Jokiranta T Sakari, Jaakola Veli-Pekka, Lehtinen Markus J, Pärepalo Maria, Meri Seppo, Goldman Adrian
Department of Bacteriology and Immunology, Haartman Institute, University of Helsinki, Helsinki, Finland.
EMBO J. 2006 Apr 19;25(8):1784-94. doi: 10.1038/sj.emboj.7601052. Epub 2006 Apr 6.
Factor H (FH) is the key regulator of the alternative pathway of complement. The carboxyl-terminal domains 19-20 of FH interact with the major opsonin C3b, glycosaminoglycans, and endothelial cells. Mutations within this area are associated with atypical haemolytic uremic syndrome (aHUS), a disease characterized by damage to endothelial cells, erythrocytes, and kidney glomeruli. The structure of recombinant FH19-20, solved at 1.8 A by X-ray crystallography, reveals that the short consensus repeat domain 20 contains, unusually, a short alpha-helix, and a patch of basic residues at its base. Most aHUS-associated mutations either destabilize the structure or cluster in a unique region on the surface of FH20. This region is close to, but distinct from, the primary heparin-binding patch of basic residues. By mutating five residues in this region, we show that it is involved, not in heparin, but in C3b binding. Therefore, the majority of the aHUS-associated mutations on the surface of FH19-20 interfere with the interaction between FH and C3b. This obviously leads to impaired control of complement attack on plasma-exposed cell surfaces in aHUS.

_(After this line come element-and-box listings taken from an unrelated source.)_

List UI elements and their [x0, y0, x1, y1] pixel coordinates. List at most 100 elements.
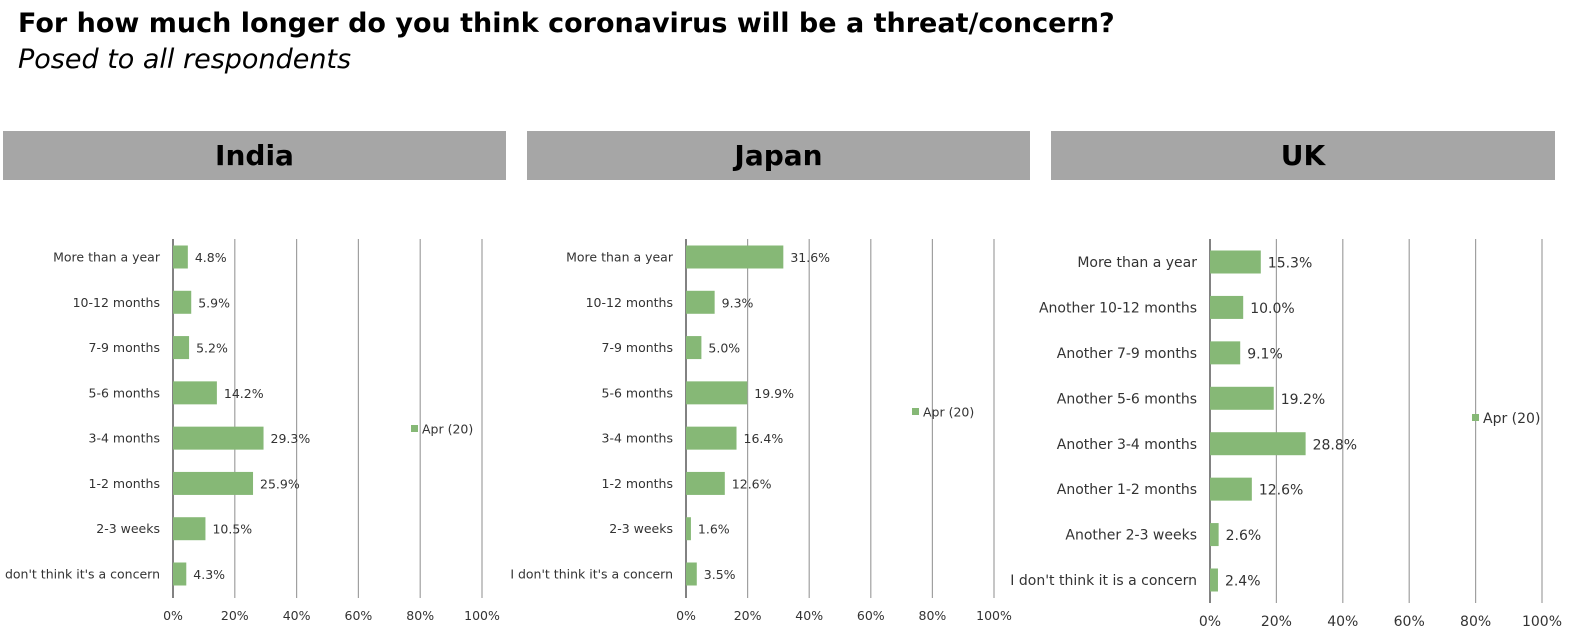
bar	[686, 426, 737, 450]
data-label: 28.8%	[1313, 437, 1357, 453]
bar	[1210, 250, 1261, 274]
category-label: 1-2 months	[89, 476, 160, 491]
category-label: Another 3-4 months	[1057, 437, 1197, 453]
bar	[173, 426, 264, 450]
data-label: 2.6%	[1226, 528, 1262, 544]
bar	[686, 290, 715, 314]
data-label: 3.5%	[704, 567, 736, 582]
data-label: 25.9%	[260, 476, 300, 491]
category-label: 10-12 months	[73, 295, 160, 310]
category-label: 2-3 weeks	[96, 521, 160, 536]
data-label: 4.3%	[193, 567, 225, 582]
data-label: 5.2%	[196, 341, 228, 356]
data-label: 9.3%	[722, 295, 754, 310]
panel-header-india: India	[3, 131, 506, 180]
bar	[1210, 341, 1241, 365]
bar	[173, 517, 206, 541]
category-label: 3-4 months	[602, 431, 673, 446]
category-label: 2-3 weeks	[609, 521, 673, 536]
bar	[173, 381, 217, 405]
x-tick-label: 100%	[976, 608, 1012, 623]
category-label: 1-2 months	[602, 476, 673, 491]
legend-swatch	[1472, 414, 1479, 421]
category-label: 5-6 months	[89, 385, 160, 400]
x-tick-label: 0%	[676, 608, 696, 623]
data-label: 5.0%	[708, 341, 740, 356]
category-label: I don't think it's a concern	[0, 567, 160, 582]
bar	[173, 562, 187, 586]
x-tick-label: 40%	[283, 608, 311, 623]
legend-label: Apr (20)	[1483, 411, 1540, 427]
bar	[1210, 432, 1306, 456]
data-label: 12.6%	[1259, 483, 1303, 499]
legend-swatch	[411, 425, 418, 432]
data-label: 19.9%	[754, 386, 794, 401]
x-tick-label: 20%	[1261, 614, 1292, 630]
x-tick-label: 100%	[1522, 614, 1562, 630]
bar	[686, 562, 697, 586]
data-label: 1.6%	[698, 522, 730, 537]
chart-japan: 0% 20% 40% 60% 80% 100% More than a year 31.6% 1…	[510, 239, 1012, 623]
data-label: 16.4%	[744, 431, 784, 446]
category-label: I don't think it's a concern	[510, 567, 673, 582]
bar	[173, 245, 188, 269]
category-label: 3-4 months	[89, 431, 160, 446]
x-tick-label: 60%	[1394, 614, 1425, 630]
bar	[1210, 523, 1219, 547]
data-label: 10.5%	[212, 522, 252, 537]
x-tick-label: 20%	[221, 608, 249, 623]
category-label: 5-6 months	[602, 385, 673, 400]
panel-header-uk: UK	[1051, 131, 1555, 180]
data-label: 5.9%	[198, 295, 230, 310]
bar	[686, 381, 748, 405]
bar	[1210, 477, 1252, 501]
bar	[686, 471, 725, 495]
x-tick-label: 80%	[1460, 614, 1491, 630]
category-label: Another 7-9 months	[1057, 346, 1197, 362]
data-label: 15.3%	[1268, 256, 1312, 272]
data-label: 10.0%	[1250, 301, 1294, 317]
bar	[686, 245, 784, 269]
x-tick-label: 40%	[1327, 614, 1358, 630]
category-label: Another 5-6 months	[1057, 391, 1197, 407]
x-tick-label: 0%	[163, 608, 183, 623]
data-label: 12.6%	[732, 476, 772, 491]
bar	[1210, 568, 1218, 592]
category-label: More than a year	[566, 250, 674, 265]
x-tick-label: 80%	[919, 608, 947, 623]
chart-india: 0% 20% 40% 60% 80% 100% More than a year 4.8% 10…	[0, 239, 500, 623]
category-label: I don't think it is a concern	[1010, 573, 1197, 589]
data-label: 14.2%	[224, 386, 264, 401]
x-tick-label: 100%	[464, 608, 500, 623]
data-label: 19.2%	[1281, 392, 1325, 408]
bar	[173, 336, 190, 360]
legend-swatch	[912, 408, 919, 415]
data-label: 29.3%	[271, 431, 311, 446]
bar	[1210, 295, 1244, 319]
bar	[686, 336, 702, 360]
data-label: 31.6%	[790, 250, 830, 265]
category-label: Another 1-2 months	[1057, 482, 1197, 498]
category-label: Another 2-3 weeks	[1065, 528, 1197, 544]
category-label: More than a year	[53, 250, 161, 265]
category-label: 7-9 months	[89, 340, 160, 355]
chart-uk: 0% 20% 40% 60% 80% 100% More than a year 15.3% A…	[1010, 239, 1562, 630]
x-tick-label: 0%	[1199, 614, 1221, 630]
bar	[173, 290, 192, 314]
category-label: 10-12 months	[586, 295, 673, 310]
bar	[173, 471, 254, 495]
data-label: 9.1%	[1247, 346, 1283, 362]
data-label: 2.4%	[1225, 574, 1261, 590]
category-label: Another 10-12 months	[1039, 300, 1197, 316]
x-tick-label: 80%	[406, 608, 434, 623]
category-label: 7-9 months	[602, 340, 673, 355]
x-tick-label: 20%	[734, 608, 762, 623]
chart-title: For how much longer do you think coronav…	[18, 8, 1115, 39]
data-label: 4.8%	[195, 250, 227, 265]
x-tick-label: 60%	[345, 608, 373, 623]
legend-label: Apr (20)	[422, 422, 473, 437]
panel-header-japan: Japan	[527, 131, 1030, 180]
bar	[1210, 386, 1274, 410]
x-tick-label: 40%	[795, 608, 823, 623]
bar	[686, 517, 691, 541]
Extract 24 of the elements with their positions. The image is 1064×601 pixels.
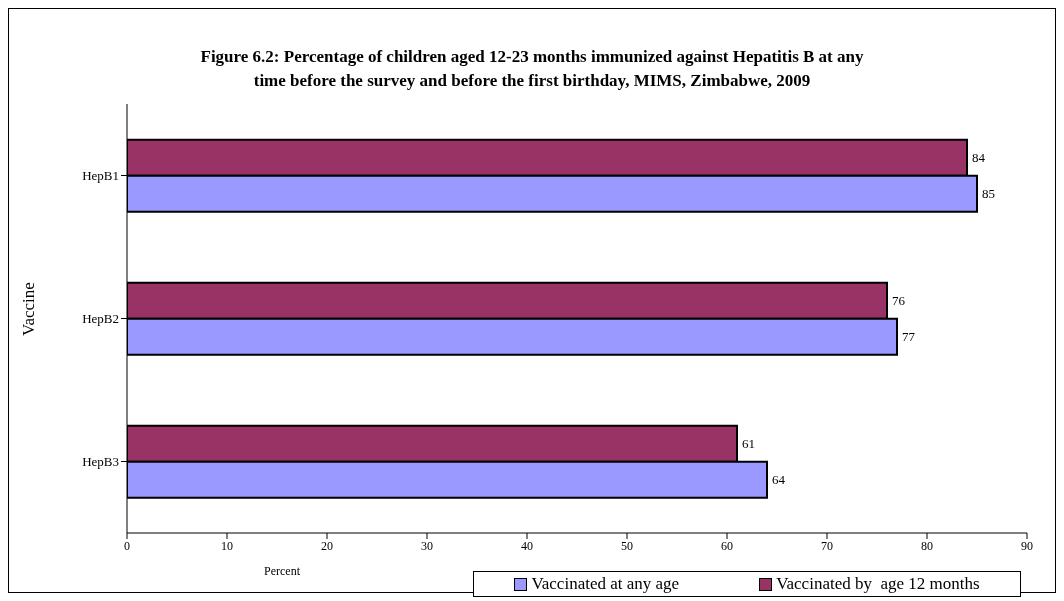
data-label: 77 [902, 329, 916, 345]
data-label: 61 [742, 436, 755, 452]
x-tick-label: 10 [221, 538, 233, 553]
data-label: 85 [982, 186, 995, 202]
x-tick-label: 80 [921, 538, 933, 553]
legend-label: Vaccinated by age 12 months [775, 574, 980, 594]
y-tick-label: HepB3 [82, 454, 119, 470]
data-label: 84 [972, 150, 986, 166]
x-tick-label: 30 [421, 538, 433, 553]
data-label: 76 [892, 293, 906, 309]
x-tick-label: 60 [721, 538, 733, 553]
y-axis-title: Vaccine [19, 282, 39, 336]
x-tick-label: 0 [124, 538, 130, 553]
legend-label: Vaccinated at any age [530, 574, 680, 594]
y-tick-label: HepB1 [82, 168, 119, 184]
x-tick-label: 40 [521, 538, 533, 553]
x-tick-label: 50 [621, 538, 633, 553]
chart-title: Figure 6.2: Percentage of children aged 12-23 months immunized against Hepatitis B at any time before the survey and before the first birthday, MIMS, Zimbabwe, 2009 [199, 46, 865, 92]
data-label: 64 [772, 472, 786, 488]
x-axis-title: Percent [264, 564, 300, 579]
y-tick-label: HepB2 [82, 311, 119, 327]
x-tick-label: 90 [1021, 538, 1033, 553]
x-tick-label: 20 [321, 538, 333, 553]
x-tick-label: 70 [821, 538, 833, 553]
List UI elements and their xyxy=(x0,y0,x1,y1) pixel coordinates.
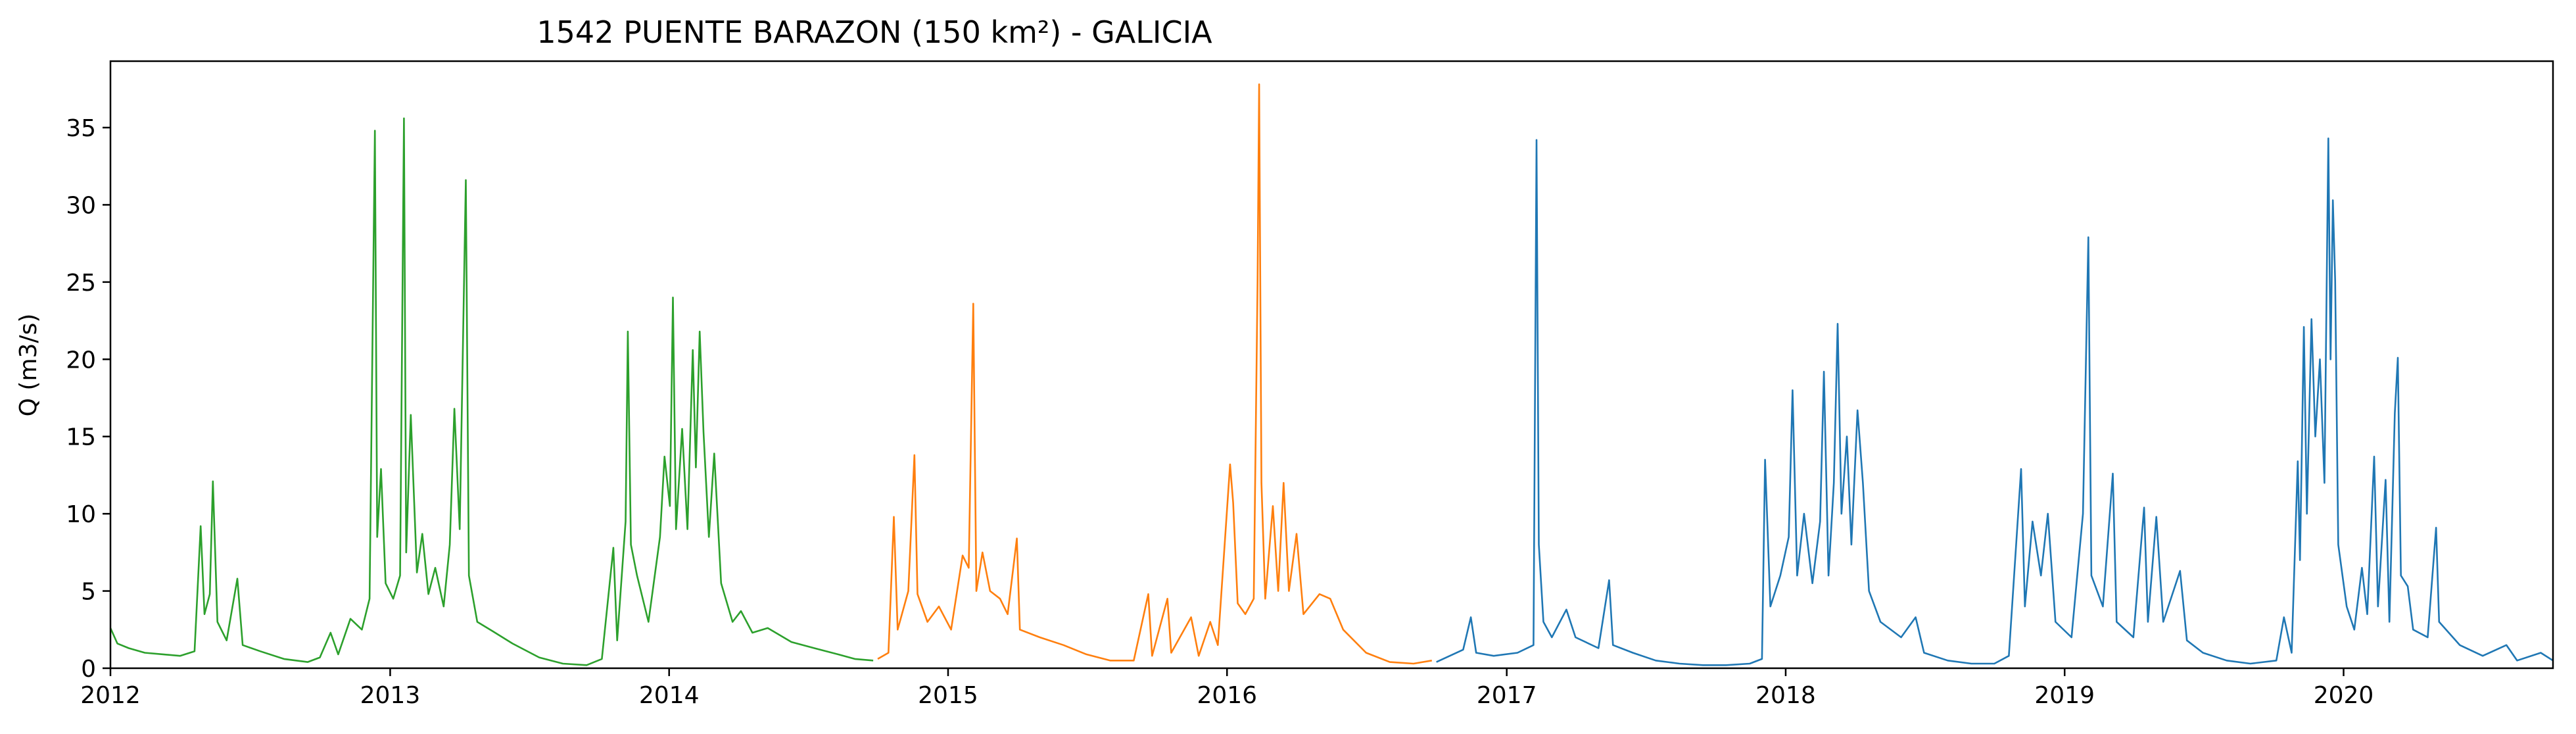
x-tick-label: 2018 xyxy=(1755,682,1816,709)
x-tick-label: 2015 xyxy=(918,682,978,709)
chart-title: 1542 PUENTE BARAZON (150 km²) - GALICIA xyxy=(537,14,1212,50)
y-tick-label: 15 xyxy=(66,424,96,451)
x-tick-label: 2013 xyxy=(360,682,421,709)
x-tick-label: 2017 xyxy=(1477,682,1537,709)
x-tick-label: 2012 xyxy=(80,682,141,709)
y-tick-label: 10 xyxy=(66,501,96,528)
series-line-1 xyxy=(109,117,874,666)
series-line-3 xyxy=(1436,137,2554,666)
y-tick-label: 35 xyxy=(66,115,96,142)
y-tick-label: 25 xyxy=(66,270,96,297)
y-tick-label: 5 xyxy=(81,579,96,606)
y-tick-label: 0 xyxy=(81,656,96,683)
y-axis-label: Q (m3/s) xyxy=(15,314,42,417)
tick-layer: 2012 2013 2014 2015 2016 2017 2018 2019 20200510… xyxy=(66,115,2373,709)
y-tick-label: 30 xyxy=(66,192,96,219)
series-line-2 xyxy=(877,83,1433,665)
series-layer xyxy=(109,83,2554,666)
x-tick-label: 2016 xyxy=(1197,682,1257,709)
y-tick-label: 20 xyxy=(66,347,96,374)
plot-area-frame xyxy=(109,60,2554,670)
x-tick-label: 2019 xyxy=(2034,682,2095,709)
x-tick-label: 2020 xyxy=(2314,682,2374,709)
x-tick-label: 2014 xyxy=(639,682,700,709)
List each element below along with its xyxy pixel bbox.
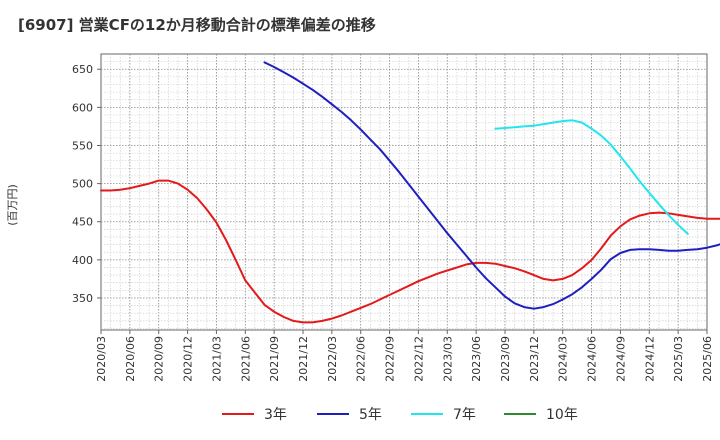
x-tick-label: 2020/03 (95, 336, 108, 382)
y-tick-label: 650 (72, 63, 93, 76)
x-tick-label: 2024/12 (643, 336, 656, 382)
legend-item-3: 7年 (411, 407, 476, 423)
legend-item-1: 3年 (222, 407, 287, 423)
legend-label: 10年 (546, 407, 578, 423)
y-tick-label: 350 (72, 292, 93, 305)
y-tick-label: 400 (72, 254, 93, 267)
x-tick-label: 2025/06 (701, 336, 714, 382)
legend-label: 3年 (264, 407, 287, 423)
legend-label: 5年 (359, 407, 382, 423)
x-tick-label: 2024/06 (586, 336, 599, 382)
x-tick-label: 2020/09 (153, 336, 166, 382)
x-tick-label: 2020/12 (182, 336, 195, 382)
x-tick-label: 2024/03 (557, 336, 570, 382)
y-tick-label: 600 (72, 101, 93, 114)
y-tick-label: 550 (72, 139, 93, 152)
series-line-1 (100, 179, 720, 324)
series-line-3 (494, 119, 689, 235)
y-tick-label: 500 (72, 178, 93, 191)
x-tick-label: 2022/12 (412, 336, 425, 382)
series-layer (100, 61, 720, 324)
x-tick-label: 2023/09 (499, 336, 512, 382)
x-tick-label: 2023/06 (470, 336, 483, 382)
x-tick-label: 2023/03 (441, 336, 454, 382)
x-tick-label: 2021/06 (239, 336, 252, 382)
x-tick-label: 2022/03 (326, 336, 339, 382)
legend: 3年 5年 7年 10年 (222, 407, 578, 423)
x-tick-label: 2022/06 (355, 336, 368, 382)
y-axis: 350 400 450 500 550 600 650 (72, 63, 101, 305)
y-tick-label: 450 (72, 216, 93, 229)
x-tick-label: 2021/09 (268, 336, 281, 382)
legend-label: 7年 (453, 407, 476, 423)
x-tick-label: 2022/09 (384, 336, 397, 382)
legend-item-4: 10年 (504, 407, 578, 423)
chart-title: [6907] 営業CFの12か月移動合計の標準偏差の推移 (18, 16, 376, 34)
x-tick-label: 2020/06 (124, 336, 137, 382)
x-tick-label: 2025/03 (672, 336, 685, 382)
grid (101, 54, 707, 330)
series-line-2 (263, 61, 720, 310)
x-tick-label: 2024/09 (614, 336, 627, 382)
x-axis: 2020/03 2020/06 2020/09 2020/12 2021/03 2021/… (95, 330, 714, 382)
x-tick-label: 2021/12 (297, 336, 310, 382)
y-axis-label: (百万円) (6, 184, 19, 226)
legend-item-2: 5年 (317, 407, 382, 423)
x-tick-label: 2021/03 (210, 336, 223, 382)
x-tick-label: 2023/12 (528, 336, 541, 382)
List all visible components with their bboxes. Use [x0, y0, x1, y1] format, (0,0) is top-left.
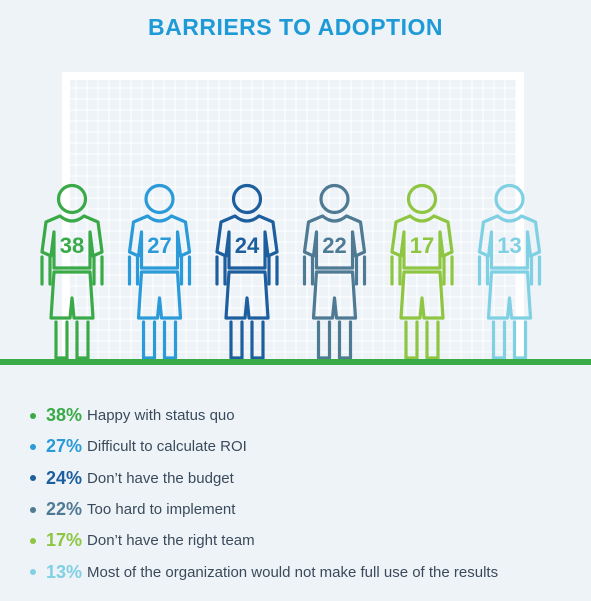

补体因子H(FH)是补体替代途径的关键调节因子。FH的羧基末端结构域19-20与主要调理素C3b、糖胺聚糖和内皮细胞相互作用。该区域内的突变与非典型溶血性尿毒症综合征(aHUS)相关,这是一种以内皮细胞、红细胞和肾小球受损为特征的疾病。通过X射线晶体学在1.8埃分辨率下解析的重组FH19-20的结构显示,短共有重复序列结构域20异常地包含一个短α螺旋及其底部的一片碱性残基。大多数与aHUS相关的突变要么使结构不稳定,要么聚集在FH20表面的一个独特区域。该区域靠近但不同于主要的碱性残基肝素结合区。通过在该区域突变五个残基,我们表明它参与的不是肝素结合,而是C3b结合。因此,FH19-20表面上大多数与aHUS相关的突变会干扰FH与C3b之间的相互作用。这显然导致aHUS中对血浆暴露细胞表面的补体攻击控制受损。